# UP big Boy and Gas Turbine lash-up



## Nolackofwanna (Mar 10, 2011)

Hi Guys
Just thought I'd show you what will be be my Union Pacific Freight loco setup once I get my Layout finished ... I built a Big boy from a Con-Cor kit and freed up the axles and main rods and weighted it so it could be used as a "Dummy" Loco , I did this since the majority of the HO powered Big Boys are out of reach right now.
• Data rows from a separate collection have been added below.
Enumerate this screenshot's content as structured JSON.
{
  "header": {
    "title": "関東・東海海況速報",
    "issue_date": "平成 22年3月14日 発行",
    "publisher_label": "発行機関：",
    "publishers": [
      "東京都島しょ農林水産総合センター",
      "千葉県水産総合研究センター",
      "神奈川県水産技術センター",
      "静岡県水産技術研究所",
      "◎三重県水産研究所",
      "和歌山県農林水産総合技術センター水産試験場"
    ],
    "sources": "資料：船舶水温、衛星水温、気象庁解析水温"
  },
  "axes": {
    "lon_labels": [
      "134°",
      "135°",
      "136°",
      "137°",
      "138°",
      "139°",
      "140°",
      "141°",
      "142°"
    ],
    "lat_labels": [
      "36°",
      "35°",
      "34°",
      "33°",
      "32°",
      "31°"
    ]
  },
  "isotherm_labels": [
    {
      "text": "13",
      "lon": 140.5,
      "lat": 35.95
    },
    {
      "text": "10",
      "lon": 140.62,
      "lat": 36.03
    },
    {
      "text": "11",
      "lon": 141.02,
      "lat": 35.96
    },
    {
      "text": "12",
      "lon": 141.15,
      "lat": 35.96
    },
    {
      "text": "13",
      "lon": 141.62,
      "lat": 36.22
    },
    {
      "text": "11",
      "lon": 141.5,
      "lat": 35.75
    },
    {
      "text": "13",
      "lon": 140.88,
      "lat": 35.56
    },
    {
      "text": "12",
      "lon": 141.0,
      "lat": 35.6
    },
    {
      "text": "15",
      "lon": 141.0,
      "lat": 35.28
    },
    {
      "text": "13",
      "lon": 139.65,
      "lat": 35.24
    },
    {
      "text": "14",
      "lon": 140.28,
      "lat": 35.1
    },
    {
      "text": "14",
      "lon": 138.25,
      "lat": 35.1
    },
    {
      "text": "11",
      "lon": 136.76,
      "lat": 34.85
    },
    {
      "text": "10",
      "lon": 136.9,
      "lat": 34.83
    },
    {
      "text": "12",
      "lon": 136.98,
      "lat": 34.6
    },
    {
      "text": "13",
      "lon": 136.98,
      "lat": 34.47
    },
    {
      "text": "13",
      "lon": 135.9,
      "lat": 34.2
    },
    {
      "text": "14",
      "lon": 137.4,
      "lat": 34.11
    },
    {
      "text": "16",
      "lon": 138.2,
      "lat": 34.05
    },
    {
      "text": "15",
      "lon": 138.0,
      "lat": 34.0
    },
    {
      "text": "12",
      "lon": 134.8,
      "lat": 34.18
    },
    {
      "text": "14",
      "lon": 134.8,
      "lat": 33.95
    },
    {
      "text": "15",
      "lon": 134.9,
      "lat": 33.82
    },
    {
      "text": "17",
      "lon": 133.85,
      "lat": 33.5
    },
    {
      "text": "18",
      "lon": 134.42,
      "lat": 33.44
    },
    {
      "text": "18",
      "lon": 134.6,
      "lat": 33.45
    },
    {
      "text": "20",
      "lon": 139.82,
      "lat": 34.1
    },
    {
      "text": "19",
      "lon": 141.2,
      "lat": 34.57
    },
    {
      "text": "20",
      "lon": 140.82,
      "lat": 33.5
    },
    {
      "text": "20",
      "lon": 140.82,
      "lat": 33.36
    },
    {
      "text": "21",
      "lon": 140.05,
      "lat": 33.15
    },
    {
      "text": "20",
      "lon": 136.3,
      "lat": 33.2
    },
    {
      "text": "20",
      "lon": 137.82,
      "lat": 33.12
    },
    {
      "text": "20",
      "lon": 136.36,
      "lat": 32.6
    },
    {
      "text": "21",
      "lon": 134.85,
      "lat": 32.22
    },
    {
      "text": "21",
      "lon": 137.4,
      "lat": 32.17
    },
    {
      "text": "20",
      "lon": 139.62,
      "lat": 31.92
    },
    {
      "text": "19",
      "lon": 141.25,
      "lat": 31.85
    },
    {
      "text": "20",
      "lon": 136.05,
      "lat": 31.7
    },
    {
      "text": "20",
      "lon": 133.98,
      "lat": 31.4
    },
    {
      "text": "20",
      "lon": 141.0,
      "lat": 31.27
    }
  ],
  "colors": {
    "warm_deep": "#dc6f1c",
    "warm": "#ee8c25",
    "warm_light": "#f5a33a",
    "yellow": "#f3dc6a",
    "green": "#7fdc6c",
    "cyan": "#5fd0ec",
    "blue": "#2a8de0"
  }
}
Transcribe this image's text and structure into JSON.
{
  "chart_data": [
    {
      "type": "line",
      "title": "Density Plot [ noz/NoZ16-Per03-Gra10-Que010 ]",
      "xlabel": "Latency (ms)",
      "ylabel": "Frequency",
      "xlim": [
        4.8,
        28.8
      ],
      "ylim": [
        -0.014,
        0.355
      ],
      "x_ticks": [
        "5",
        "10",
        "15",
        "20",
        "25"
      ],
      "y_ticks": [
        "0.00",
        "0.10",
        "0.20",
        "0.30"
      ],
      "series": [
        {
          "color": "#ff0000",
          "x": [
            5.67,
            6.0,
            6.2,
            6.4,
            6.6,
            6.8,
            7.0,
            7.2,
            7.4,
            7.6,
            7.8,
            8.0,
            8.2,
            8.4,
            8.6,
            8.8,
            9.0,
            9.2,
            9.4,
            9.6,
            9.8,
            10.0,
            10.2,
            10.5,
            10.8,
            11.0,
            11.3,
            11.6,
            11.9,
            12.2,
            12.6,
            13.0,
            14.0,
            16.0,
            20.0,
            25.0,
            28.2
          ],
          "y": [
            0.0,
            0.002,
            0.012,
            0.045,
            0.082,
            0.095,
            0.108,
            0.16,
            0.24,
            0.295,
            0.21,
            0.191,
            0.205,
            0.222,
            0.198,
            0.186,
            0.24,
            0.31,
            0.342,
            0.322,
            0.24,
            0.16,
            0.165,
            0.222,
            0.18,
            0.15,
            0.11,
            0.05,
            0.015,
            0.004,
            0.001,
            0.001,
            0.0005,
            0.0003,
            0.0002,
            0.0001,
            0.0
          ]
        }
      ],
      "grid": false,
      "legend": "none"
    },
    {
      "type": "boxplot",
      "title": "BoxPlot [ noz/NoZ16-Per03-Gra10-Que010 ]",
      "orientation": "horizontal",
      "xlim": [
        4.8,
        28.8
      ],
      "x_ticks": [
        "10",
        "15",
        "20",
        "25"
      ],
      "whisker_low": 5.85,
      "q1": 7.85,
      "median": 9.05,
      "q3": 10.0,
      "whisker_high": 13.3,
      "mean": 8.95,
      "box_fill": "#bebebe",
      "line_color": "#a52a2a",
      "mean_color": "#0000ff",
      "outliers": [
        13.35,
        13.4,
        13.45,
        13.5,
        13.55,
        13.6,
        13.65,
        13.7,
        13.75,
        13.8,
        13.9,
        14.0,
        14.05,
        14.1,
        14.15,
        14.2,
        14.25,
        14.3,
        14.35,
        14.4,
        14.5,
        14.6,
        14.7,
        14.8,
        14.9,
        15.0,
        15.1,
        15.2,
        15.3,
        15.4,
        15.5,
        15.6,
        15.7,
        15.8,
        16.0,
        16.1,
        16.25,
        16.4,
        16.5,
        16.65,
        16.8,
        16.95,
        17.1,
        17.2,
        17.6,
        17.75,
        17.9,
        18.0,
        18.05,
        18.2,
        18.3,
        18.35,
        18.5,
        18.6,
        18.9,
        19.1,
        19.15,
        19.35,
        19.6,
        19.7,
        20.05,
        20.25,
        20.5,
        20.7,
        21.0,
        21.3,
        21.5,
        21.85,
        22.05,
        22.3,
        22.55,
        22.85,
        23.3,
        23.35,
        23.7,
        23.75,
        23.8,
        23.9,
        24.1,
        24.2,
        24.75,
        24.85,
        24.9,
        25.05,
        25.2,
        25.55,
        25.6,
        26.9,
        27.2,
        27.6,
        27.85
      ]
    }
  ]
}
I fitted a set of couplers to the Big Boy and Hooked her up to my Series 1 UP Gas Turbine ...the setup works and add the fact that UP actually did this makes it even better....Thats almost 36" of locomotive sitting there in HO scale...I Love to see long strings of engines pulling major consists....here are some pics taken on my present "Aspenite "
layout.


----------



## tjcruiser (Jan 10, 2010)

Nice!

But if I were you, I wouldn't mention that it's a dummy. Tell the diesel heads that that old steamer is given the UP a well-needed push!

Cheers,

TJ


----------



## Nolackofwanna (Mar 10, 2011)

Hi TJ!
You betcha! great idea....and if anyone squeeks I can back it up with facts ....Up Turbine 4500Hp....The Big Boy 6300HP! Nothing like Big Steam to get the job done!

Regards!


----------



## concretepumper (Jan 2, 2011)

Thats Awesome! I was looking at the UP Turbines last night on Ebay. I gotto get one someday!


----------



## Bman (Aug 24, 2010)

Man those are two big engines!!! Looking good!


----------